There are several operands to customize the output generated by the SAF SECTRACE

Two of the operands are JOBNAME and USER used to specify which address spaces, jobs, or users must be in control for an event to match the SAF SECTRACE specifications

When the  SAFTRACE is TYPE=OMVS and the JOBNAME and/or USER operands are used in the SAFTRACE command, these operands are not restricting the information generated by the Trace.
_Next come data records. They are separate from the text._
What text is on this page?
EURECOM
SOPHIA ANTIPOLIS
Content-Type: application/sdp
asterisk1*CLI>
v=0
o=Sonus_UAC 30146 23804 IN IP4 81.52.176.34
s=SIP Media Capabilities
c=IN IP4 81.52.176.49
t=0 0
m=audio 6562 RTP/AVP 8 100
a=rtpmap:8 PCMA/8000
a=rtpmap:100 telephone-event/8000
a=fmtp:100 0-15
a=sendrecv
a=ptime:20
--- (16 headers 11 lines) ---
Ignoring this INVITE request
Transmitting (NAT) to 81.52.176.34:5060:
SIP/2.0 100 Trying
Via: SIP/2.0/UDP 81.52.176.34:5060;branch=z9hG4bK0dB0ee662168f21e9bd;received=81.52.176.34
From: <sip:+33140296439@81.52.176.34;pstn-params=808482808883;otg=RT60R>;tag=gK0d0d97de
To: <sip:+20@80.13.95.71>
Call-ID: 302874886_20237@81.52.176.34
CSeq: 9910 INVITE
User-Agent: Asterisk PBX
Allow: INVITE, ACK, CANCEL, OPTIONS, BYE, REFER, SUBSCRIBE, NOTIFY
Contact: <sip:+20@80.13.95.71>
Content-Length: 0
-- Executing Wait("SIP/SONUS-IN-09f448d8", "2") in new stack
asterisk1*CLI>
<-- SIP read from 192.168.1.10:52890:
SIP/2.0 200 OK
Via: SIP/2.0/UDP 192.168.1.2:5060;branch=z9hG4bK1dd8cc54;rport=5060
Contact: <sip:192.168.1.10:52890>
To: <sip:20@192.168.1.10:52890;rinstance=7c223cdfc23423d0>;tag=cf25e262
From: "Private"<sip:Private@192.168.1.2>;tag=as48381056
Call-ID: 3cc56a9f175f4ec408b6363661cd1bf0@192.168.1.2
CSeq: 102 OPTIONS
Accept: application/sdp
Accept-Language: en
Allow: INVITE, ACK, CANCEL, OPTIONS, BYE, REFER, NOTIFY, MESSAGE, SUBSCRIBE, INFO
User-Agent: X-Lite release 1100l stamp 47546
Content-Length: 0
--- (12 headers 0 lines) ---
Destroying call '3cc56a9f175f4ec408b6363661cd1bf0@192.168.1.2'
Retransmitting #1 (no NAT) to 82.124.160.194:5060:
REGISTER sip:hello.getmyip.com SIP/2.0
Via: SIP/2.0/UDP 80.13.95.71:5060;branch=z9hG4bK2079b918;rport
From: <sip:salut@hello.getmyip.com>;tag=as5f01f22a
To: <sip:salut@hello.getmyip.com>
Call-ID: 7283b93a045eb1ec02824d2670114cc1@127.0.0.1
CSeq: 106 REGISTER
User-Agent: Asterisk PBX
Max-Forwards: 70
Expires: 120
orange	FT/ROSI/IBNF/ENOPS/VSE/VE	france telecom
For example, If the following command is used to set a SAF SECTRACE TYPE=OMVS and the  JOBNAME and USER are used to restrict the output for a specific job and user, the generated output is not limited to these JOBNAME and USER :

/ST SET,TYPE=OMVS,FUNC=ALL,ID=SAFTR,JOBNAME=xxxx,USER=yyyy,DSN=Output_dataset,END

The dataset containing the output of the SAFTRACE contains information for other job names and users.

A SAF with TYPE=OMVS does not support JOBNAME or USERID to limit the tracing. 

This makes tracing difficult with the Matchlim 9999 limit. This can be hit in a few seconds. To solve this limitation specify Matchlim=0 then the trace will not have to be limited.